Durante su reinado mostró Isabel todas las virtudes de la mujer y todas las grandezas del hombre, pues fue a la vez buen gobernante, hábil político y valeroso guerrero. Dictó y promulgó las más nobles providencias sociales y económicas, y protegió la industria y el comercio, las letras, las artes y las ciencias. Respetuosa con la Iglesia, pero dando siempre a Dios lo que es de Dios y al César lo que es del César, se opuso a toda intrusión del clero en los asuntos que fueran ajenos a su ministerio.

Revocó las concesiones hechas a los grandes de España por los anteriores monarcas; confió a las ciudades el sostenimiento de los ejércitos a cambio de ciertas franquicias; otorgó a las Cortes el derecho de votar las contribuciones, publicar las leyes y resolver las más arduas cuestiones de gobierno; creó la milicia de la Santa Hermandad, encargada de perseguir a los criminales, y recopiló las Ordenanzas, mejorándolas.

Decidida a la reconquista del territorio español, aún en manos de los moros, acompañó a los ejércitos que marcharon al cerco y toma de Granada, que ganó para la Santa Cruz. Allí se libró milagrosamente del puñal de un moro fanático y del horroroso incendio del campamento de los sitiadores. Como coronación de su gloria, apoyó firmemente el pedido de Colón, que culminó con el descubrimiento de un nuevo mundo.

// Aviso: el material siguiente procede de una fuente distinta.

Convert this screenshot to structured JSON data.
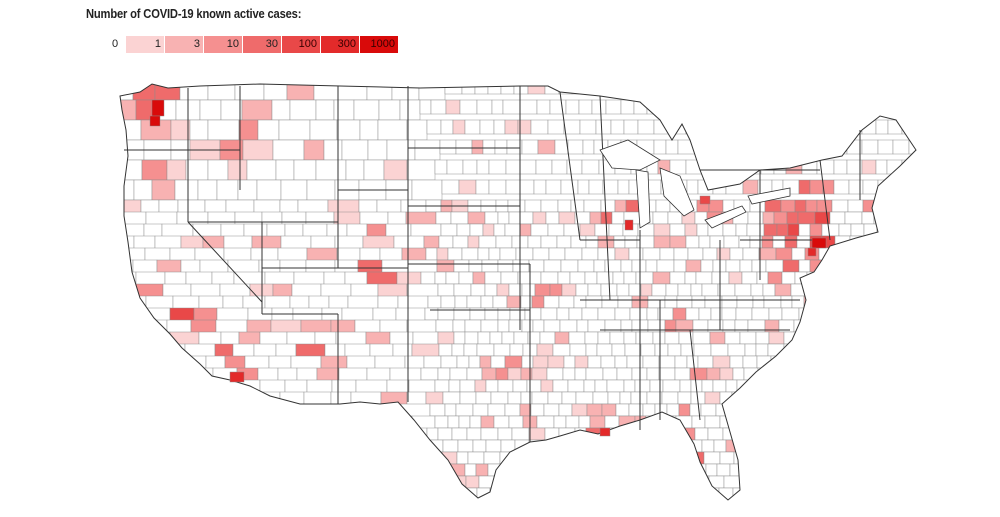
{
  "title": "Number of COVID-19 known active cases:",
  "legend": {
    "zero_label": "0",
    "bins": [
      {
        "label": "1",
        "color": "#fbd3d3"
      },
      {
        "label": "3",
        "color": "#f8b2b2"
      },
      {
        "label": "10",
        "color": "#f59090"
      },
      {
        "label": "30",
        "color": "#ef6b6b"
      },
      {
        "label": "100",
        "color": "#e94848"
      },
      {
        "label": "300",
        "color": "#e32a2a"
      },
      {
        "label": "1000",
        "color": "#d90a0a"
      }
    ]
  },
  "map": {
    "subject": "US counties, contiguous states",
    "fill_empty": "#ffffff",
    "county_border": "#8a8a8a",
    "state_border": "#333333"
  }
}
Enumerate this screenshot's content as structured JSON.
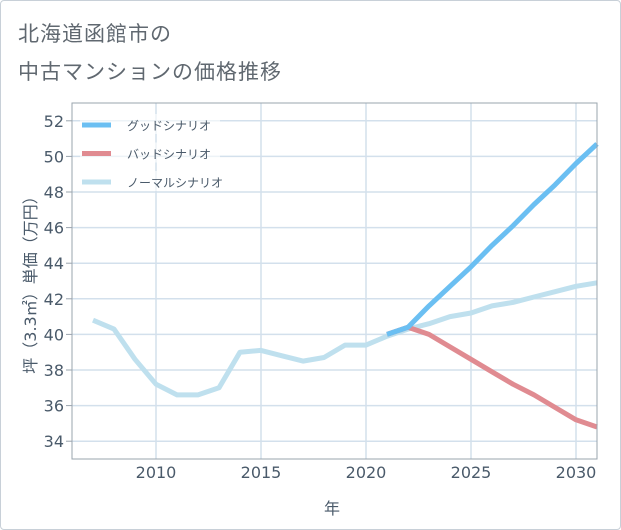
{
  "chart_data": {
    "type": "line",
    "title_lines": [
      "北海道函館市の",
      "中古マンションの価格推移"
    ],
    "xlabel": "年",
    "ylabel": "坪（3.3㎡）単価（万円）",
    "xlim": [
      2006,
      2031
    ],
    "ylim": [
      33,
      53
    ],
    "xticks": [
      2010,
      2015,
      2020,
      2025,
      2030
    ],
    "yticks": [
      34,
      36,
      38,
      40,
      42,
      44,
      46,
      48,
      50,
      52
    ],
    "grid": true,
    "legend_position": "top-left",
    "series": [
      {
        "name": "グッドシナリオ",
        "color": "#6bbff2",
        "x": [
          2021,
          2022,
          2023,
          2024,
          2025,
          2026,
          2027,
          2028,
          2029,
          2030,
          2031
        ],
        "y": [
          40.0,
          40.4,
          41.6,
          42.7,
          43.8,
          45.0,
          46.1,
          47.3,
          48.4,
          49.6,
          50.7
        ]
      },
      {
        "name": "バッドシナリオ",
        "color": "#e08b91",
        "x": [
          2021,
          2022,
          2023,
          2024,
          2025,
          2026,
          2027,
          2028,
          2029,
          2030,
          2031
        ],
        "y": [
          40.0,
          40.4,
          40.0,
          39.3,
          38.6,
          37.9,
          37.2,
          36.6,
          35.9,
          35.2,
          34.8
        ]
      },
      {
        "name": "ノーマルシナリオ",
        "color": "#bfe0ee",
        "x": [
          2007,
          2008,
          2009,
          2010,
          2011,
          2012,
          2013,
          2014,
          2015,
          2016,
          2017,
          2018,
          2019,
          2020,
          2021,
          2022,
          2023,
          2024,
          2025,
          2026,
          2027,
          2028,
          2029,
          2030,
          2031
        ],
        "y": [
          40.8,
          40.3,
          38.6,
          37.2,
          36.6,
          36.6,
          37.0,
          39.0,
          39.1,
          38.8,
          38.5,
          38.7,
          39.4,
          39.4,
          39.9,
          40.3,
          40.6,
          41.0,
          41.2,
          41.6,
          41.8,
          42.1,
          42.4,
          42.7,
          42.9
        ]
      }
    ]
  }
}
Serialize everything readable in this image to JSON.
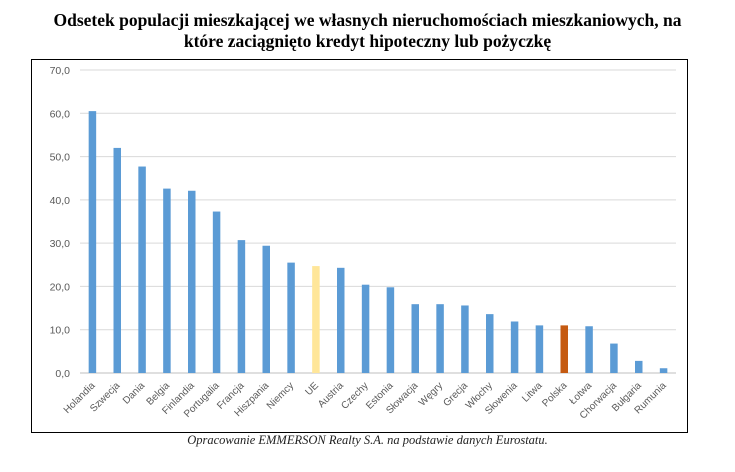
{
  "title_line1": "Odsetek populacji mieszkającej we własnych nieruchomościach mieszkaniowych, na",
  "title_line2": "które zaciągnięto kredyt hipoteczny lub pożyczkę",
  "caption": "Opracowanie EMMERSON Realty S.A. na podstawie danych Eurostatu.",
  "colors": {
    "default": "#5b9bd5",
    "ue": "#ffe699",
    "polska": "#c55a11",
    "grid": "#d9d9d9",
    "axis_text": "#595959"
  },
  "chart_data": {
    "type": "bar",
    "title": "Odsetek populacji mieszkającej we własnych nieruchomościach mieszkaniowych, na które zaciągnięto kredyt hipoteczny lub pożyczkę",
    "categories": [
      "Holandia",
      "Szwecja",
      "Dania",
      "Belgia",
      "Finlandia",
      "Portugalia",
      "Francja",
      "Hiszpania",
      "Niemcy",
      "UE",
      "Austria",
      "Czechy",
      "Estonia",
      "Słowacja",
      "Węgry",
      "Grecja",
      "Włochy",
      "Słowenia",
      "Litwa",
      "Polska",
      "Łotwa",
      "Chorwacja",
      "Bułgaria",
      "Rumunia"
    ],
    "values": [
      60.5,
      52.0,
      47.7,
      42.6,
      42.1,
      37.3,
      30.7,
      29.4,
      25.5,
      24.7,
      24.3,
      20.4,
      19.8,
      15.9,
      15.9,
      15.6,
      13.6,
      11.9,
      11.0,
      11.0,
      10.8,
      6.8,
      2.8,
      1.1
    ],
    "highlight": {
      "UE": "ue",
      "Polska": "polska"
    },
    "yticks": [
      "0,0",
      "10,0",
      "20,0",
      "30,0",
      "40,0",
      "50,0",
      "60,0",
      "70,0"
    ],
    "ylim": [
      0,
      70
    ],
    "grid": true,
    "xlabel": "",
    "ylabel": ""
  }
}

Tan afortunada como reina fue infeliz como madre: en unos pocos años perdió a su hijo don Juan, heredero de la corona, y después a doña Isabel, esposa del rey de Portugal; sufrió el inmenso dolor de ver repudiada por su esposo, Enrique VIII de Inglaterra, a su hija doña Catalina, y vio a la infeliz doña Juana perder paulatinamente la razón.

Llegó el momento en que no pudo dejar el lecho ni separar la cabeza de la almohada. A pesar de su extrema debilidad, pues rehusaba todo alimento, no olvidó por un momento la gobernación del Estado. Comprendiendo que su fin se acercaba, dictó su testamento el 12 de octubre de 1504, a los doce años del glorioso día en que, gracias a su ayuda, Colón descubrió América. Por él dispuso ser enterrada en el convento de los franciscanos de Santa Isabel, en un sepulcro humilde y con una sencilla inscripción, y ordenó que el dinero que debía gastarse en sus honras fúnebres se destinase a los pobres. Dejó una fuerte suma para la redención de cristianos cautivos en Berbería. Anuló cuantas concesiones injustas hubiese hecho. Consagró nobles consejos a su hija, la desgraciada doña Juana, y a su yerno Felipe el Hermoso, respecto a la forma de gobernar, basada en el consentimiento y consejo de las Cortes. Nombró a su esposo don Fernando regente de Castilla, por ausencia o incapacidad de doña Juana. Señaló a su marido rentas de mucha importancia, y le suplicó aceptase todas sus joyas o las que quisiera elegir, en recuerdo de su amor. Recomendó que no se olvidara de ninguno de los servidores que la habían acompañado.

España era su idea fija y los españoles, su delirio. A los tres días otorgó un codicilo por el que se ordenaba la codificación de las leyes, dictaba disposiciones para evitar cualquier abuso contra los naturales del Nuevo Mundo, y nombraba una comisión que examinara la legitimidad de las alcabalas, para que las justas se cobrasen de la manera que resultara menos gravosa al pueblo.

Exactamente al mediodía del miércoles 26 de noviembre de 1504 falleció, a los 53 años, doña Isabel de Castilla, llorada por sus súbditos y admirada por Europa.